Fenris did not, he decided, have much right to complain on the grounds of cleanliness—certainly not here, in this infrequently-used room set off his main hall, where the fire was warm and bright enough to illuminate almost every piece of long-broken furniture—and after a moment he forgot his unvoiced protest in favor of the blurry bird on the back of Donnic's left foot. His toes had a fine dusting of dark hair across their backs, and Fenris found himself both fascinated and vaguely baffled by the sight of them.
"That," he said at last, "is a pigeon."
"It is not. It's a falcon."
"A dying pigeon."
"Aveline says it's a falcon."
"Aveline is a kind woman."
"Shut up, serah, and deal the hand."
"As soon as you remove your foot from my table, guardsman."
—
"I have only recently learned to read," Fenris admitted later, placing two more bottles of wine on the table.
"I saw the children's primer by the stairs," Donnic told him, shuffling his winning hand into the deck. "Besides, you never return any letters."
"Perhaps it's their author."
"Or the penmanship," Donnic said, and dealt.
—
"I'm in love with my wife."
"That is no secret."
"No," Donnic agreed, "but it's true."
—
"I am," Fenris started, then fell silent. One of his hands still splayed open on his cards; he could see the Lady's eye twinkling up at him above the join of his thumb and forefinger. "I am," he said again, and then, "you," and then, "Hawke—"
Donnic shook his head, tipping the bottle until red wine spilled out into Fenris's half-empty glass. "Keep that one," he said. "Other ears need to hear it first."

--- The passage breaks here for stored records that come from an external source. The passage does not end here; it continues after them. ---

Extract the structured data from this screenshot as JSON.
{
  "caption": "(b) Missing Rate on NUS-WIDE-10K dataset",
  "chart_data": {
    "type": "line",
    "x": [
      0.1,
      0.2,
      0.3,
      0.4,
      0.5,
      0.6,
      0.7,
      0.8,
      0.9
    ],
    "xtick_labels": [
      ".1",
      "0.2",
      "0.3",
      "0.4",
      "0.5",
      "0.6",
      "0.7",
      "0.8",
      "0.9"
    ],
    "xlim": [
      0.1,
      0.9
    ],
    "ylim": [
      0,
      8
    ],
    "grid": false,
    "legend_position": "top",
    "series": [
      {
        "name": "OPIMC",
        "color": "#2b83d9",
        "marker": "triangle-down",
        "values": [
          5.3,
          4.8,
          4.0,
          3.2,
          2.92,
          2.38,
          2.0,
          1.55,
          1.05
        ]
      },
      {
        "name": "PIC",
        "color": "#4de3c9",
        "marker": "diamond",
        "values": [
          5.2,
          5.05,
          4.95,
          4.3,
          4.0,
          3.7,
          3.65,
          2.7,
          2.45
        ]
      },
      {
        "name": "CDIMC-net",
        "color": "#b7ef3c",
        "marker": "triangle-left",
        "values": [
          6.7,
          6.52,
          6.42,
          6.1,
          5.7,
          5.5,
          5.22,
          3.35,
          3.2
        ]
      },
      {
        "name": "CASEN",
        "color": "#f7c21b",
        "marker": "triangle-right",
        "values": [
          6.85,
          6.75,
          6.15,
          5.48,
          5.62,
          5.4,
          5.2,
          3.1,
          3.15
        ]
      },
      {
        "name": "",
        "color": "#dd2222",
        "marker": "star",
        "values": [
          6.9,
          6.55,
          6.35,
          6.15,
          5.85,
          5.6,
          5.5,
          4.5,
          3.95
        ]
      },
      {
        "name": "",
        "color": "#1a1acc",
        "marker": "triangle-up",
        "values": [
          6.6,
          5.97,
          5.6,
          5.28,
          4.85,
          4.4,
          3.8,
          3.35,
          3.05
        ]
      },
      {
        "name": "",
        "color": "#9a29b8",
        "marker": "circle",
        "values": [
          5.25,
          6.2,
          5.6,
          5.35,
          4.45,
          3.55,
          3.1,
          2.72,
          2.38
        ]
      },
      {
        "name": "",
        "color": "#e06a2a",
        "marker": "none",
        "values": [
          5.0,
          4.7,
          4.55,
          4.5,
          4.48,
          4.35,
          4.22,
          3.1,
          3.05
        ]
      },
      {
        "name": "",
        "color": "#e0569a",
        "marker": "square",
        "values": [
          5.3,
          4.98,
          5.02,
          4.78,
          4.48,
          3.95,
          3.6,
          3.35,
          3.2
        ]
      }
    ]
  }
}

Fenris said nothing, and when his glass was full he lifted it to his lips and drained it dry.
—
He did not know the time. Somewhere near three, he thought, late enough to be early and early enough that not even the Chantry bells would ring the hour. Donnic had retired to the sofa with the sagging center cushion, his legs stretched out to the dying fire as he stared meditatively at his still-bare left foot. He shifted his toes in the flickering shadows and the falcon-pigeon flapped its wings; Fenris blinked the image away, blinked again at a world gone blurry, and sighed, returning his waning attention to the single-handed game of Wicked Grace he'd begun against himself.
Two Songs and the Knight of Mercy, and no help at all from the gloating purple harlequins dancing over the deck. He drew a card.
"Anyone home?"
Aveline's voice was loud and too cheerful for the hour, and Donnic rolled to a sitting position with a sudden look of alarm. "Here!" he called, scrubbing one hand over his face; Aveline strode through the open door, Hawke behind her, and Donnic lurched abruptly to his feet. "Captain! Aveline." He wavered a bit and Aveline gripped his shoulder; then he focused on her face, and he said, more tenderly, "Hello, my dear."
She leaned closer, smiling, shaking her head, and Fenris glanced away as Hawke bumped his chair with her hip. "Good evening?" she asked, nodding at the haphazard pile of empty bottles and abandoned, wine-thumbed cards.
"Good enough," Fenris said, and tossed his hand to the table as he stood. "And yours?"
"Good enough," parroted Hawke, reaching to touch the cards he'd thrown down. "The Angel of Death. Game's over, I suppose."
Donnic looked over then, more intently and lucidly than Fenris thought he had a right to, especially considering the arm he'd slung heavily over his wife's shoulders to remain upright. "And you know what that means," he stated, his voice serious—and then he smiled. "You must show your hand."
"What did he mean?" Hawke asked later, once Aveline had coaxed her unsteady husband out the door at last, his forgotten boot dangling from her free hand.
"That," Fenris said, suppressing a smirk, turning to gather the cards that had lost and won him the hand at once, "is a secret."